On Modeling Log-Volatility

The daily returns of financial assets has become ubiquitous in empirical finance literature. Similarly, the modeling of its variance (or volatility), conditional or not, a center of a myriad of research papers. Because these returns are unpredictable given the past information of the series and its uncertainty depends upon unknowable future developments, a fair estimate of this volatility requires forecasts of the distribution of the returns based on our best information up to today (Engle, 2004). Although the expected value of the returns, given the current set of information, is zero, their variance seems to provide observable `footprints' that change through time in very complicated ways (Shephard, 2005). Several researchers agree that this volatility follows a nonlinear stochastic process of indefinite form. Such a complicate process provides the researcher with the colossal task of its modeling. The caveat is that if the model presupposes an inadequate stochastic process that does not render the entire complexity of the real underlying generating mechanism the pricing of any financial products that depend on this measure will be incorrect and people and institutions may have imperfect hedges which expose them to unwanted risks (Ammermann, 1999).

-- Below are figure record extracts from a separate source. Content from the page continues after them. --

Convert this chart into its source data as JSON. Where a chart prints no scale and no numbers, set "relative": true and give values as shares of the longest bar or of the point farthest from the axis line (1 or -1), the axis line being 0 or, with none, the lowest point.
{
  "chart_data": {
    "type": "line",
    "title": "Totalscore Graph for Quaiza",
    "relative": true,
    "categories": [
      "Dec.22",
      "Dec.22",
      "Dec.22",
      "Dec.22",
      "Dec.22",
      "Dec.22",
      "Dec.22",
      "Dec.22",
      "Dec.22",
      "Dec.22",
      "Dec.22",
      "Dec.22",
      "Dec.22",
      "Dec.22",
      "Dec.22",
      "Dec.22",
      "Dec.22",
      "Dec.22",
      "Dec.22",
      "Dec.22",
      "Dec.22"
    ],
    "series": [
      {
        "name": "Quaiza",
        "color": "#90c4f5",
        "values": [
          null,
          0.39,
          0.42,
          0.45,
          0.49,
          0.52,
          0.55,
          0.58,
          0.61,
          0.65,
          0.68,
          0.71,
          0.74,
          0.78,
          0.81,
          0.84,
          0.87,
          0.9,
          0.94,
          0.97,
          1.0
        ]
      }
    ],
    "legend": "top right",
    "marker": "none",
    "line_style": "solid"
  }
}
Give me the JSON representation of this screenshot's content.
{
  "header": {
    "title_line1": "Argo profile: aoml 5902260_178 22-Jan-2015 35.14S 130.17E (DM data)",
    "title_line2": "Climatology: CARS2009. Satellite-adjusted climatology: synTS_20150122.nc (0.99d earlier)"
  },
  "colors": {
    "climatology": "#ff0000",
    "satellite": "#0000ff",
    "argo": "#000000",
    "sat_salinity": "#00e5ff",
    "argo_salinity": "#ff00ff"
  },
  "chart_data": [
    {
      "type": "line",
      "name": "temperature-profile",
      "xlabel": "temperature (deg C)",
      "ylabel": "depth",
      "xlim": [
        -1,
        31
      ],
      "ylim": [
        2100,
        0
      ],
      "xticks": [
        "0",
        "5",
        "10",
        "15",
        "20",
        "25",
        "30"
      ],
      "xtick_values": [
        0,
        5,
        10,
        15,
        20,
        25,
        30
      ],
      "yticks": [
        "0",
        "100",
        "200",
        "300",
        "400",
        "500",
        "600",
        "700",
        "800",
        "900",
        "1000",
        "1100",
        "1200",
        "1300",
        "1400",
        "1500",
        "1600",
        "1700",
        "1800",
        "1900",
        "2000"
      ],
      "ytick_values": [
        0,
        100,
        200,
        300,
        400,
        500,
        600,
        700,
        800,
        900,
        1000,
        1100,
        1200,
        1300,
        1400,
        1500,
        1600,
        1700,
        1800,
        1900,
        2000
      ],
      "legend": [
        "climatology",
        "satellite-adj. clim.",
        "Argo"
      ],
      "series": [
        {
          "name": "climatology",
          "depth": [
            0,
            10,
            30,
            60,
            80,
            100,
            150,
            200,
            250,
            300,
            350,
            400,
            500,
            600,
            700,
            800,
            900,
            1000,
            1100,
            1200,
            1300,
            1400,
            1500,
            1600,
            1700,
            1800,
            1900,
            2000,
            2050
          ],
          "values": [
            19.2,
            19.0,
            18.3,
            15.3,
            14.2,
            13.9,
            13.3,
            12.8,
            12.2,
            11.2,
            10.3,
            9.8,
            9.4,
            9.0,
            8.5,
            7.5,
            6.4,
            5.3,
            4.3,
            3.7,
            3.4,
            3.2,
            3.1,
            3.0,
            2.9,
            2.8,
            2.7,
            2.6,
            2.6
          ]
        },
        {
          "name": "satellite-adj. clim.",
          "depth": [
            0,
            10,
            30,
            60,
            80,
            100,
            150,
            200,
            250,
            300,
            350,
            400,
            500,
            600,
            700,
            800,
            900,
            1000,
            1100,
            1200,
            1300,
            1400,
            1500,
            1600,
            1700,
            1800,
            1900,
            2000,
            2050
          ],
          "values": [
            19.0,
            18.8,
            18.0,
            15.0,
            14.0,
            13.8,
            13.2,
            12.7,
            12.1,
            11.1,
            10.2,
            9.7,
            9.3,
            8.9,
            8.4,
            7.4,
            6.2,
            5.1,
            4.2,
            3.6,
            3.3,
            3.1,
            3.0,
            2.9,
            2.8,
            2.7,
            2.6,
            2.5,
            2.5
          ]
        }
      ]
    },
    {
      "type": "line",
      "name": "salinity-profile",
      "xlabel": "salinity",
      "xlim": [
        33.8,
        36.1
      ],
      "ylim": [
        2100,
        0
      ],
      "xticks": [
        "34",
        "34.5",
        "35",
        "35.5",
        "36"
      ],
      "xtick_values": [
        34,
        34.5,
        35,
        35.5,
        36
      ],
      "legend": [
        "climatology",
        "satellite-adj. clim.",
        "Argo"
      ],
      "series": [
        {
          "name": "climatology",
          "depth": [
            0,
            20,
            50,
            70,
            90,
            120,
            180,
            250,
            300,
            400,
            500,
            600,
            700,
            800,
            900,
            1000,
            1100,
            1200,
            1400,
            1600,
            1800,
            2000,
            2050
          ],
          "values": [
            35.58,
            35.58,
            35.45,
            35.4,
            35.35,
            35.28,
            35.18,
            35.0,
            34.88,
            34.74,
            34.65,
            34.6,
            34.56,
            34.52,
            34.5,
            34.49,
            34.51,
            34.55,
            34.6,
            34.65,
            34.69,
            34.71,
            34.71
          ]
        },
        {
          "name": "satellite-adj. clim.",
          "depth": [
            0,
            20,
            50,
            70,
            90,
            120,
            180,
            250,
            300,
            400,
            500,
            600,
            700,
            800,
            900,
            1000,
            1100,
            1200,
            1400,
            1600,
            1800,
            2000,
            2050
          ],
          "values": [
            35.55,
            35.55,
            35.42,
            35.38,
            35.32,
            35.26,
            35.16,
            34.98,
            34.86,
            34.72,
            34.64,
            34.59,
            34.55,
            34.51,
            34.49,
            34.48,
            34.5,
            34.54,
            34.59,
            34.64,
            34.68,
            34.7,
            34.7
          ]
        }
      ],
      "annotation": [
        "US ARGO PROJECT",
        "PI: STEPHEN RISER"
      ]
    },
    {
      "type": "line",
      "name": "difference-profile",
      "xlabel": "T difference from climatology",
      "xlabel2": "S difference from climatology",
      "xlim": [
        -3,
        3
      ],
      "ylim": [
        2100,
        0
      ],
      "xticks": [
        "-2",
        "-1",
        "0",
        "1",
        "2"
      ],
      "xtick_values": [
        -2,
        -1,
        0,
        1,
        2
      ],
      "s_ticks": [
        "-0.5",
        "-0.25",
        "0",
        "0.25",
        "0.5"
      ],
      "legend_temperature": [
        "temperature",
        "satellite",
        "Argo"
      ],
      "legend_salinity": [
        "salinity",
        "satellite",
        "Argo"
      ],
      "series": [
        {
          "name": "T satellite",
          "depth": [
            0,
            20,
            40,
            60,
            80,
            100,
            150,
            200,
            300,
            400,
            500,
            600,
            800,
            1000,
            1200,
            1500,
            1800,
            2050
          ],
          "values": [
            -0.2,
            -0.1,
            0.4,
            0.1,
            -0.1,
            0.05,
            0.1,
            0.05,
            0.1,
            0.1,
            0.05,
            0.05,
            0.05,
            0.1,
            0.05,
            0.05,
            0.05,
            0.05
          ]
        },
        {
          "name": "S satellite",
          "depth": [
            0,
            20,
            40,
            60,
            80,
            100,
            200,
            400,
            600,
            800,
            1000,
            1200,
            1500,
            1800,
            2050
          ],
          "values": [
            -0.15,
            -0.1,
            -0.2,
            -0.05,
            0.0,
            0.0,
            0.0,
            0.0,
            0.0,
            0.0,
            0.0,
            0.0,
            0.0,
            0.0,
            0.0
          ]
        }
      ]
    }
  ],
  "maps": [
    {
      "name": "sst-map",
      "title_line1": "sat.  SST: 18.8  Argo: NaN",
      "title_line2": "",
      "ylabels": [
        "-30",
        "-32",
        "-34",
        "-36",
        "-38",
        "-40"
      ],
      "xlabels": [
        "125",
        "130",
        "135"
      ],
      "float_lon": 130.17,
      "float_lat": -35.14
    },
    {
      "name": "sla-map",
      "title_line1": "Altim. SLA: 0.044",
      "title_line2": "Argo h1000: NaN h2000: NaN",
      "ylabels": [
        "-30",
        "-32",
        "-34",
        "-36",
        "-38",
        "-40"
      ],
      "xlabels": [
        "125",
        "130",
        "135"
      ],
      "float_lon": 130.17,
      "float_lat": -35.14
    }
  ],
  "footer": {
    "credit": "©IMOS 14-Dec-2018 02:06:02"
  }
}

In this document we will propose and alternative way of modeling volatility directly as the logarithm of the squared daily returns using a beta-like regression model. This process would render a conditional variance equation similar to that obtained by the Stochastic Volatility Models and easily transformable to the conditional variance obtained through the GARCH methodology. We will then compare our estimates by contrasting the implied standard deviations obtained by our model, the SV framework, and the GARCH framework.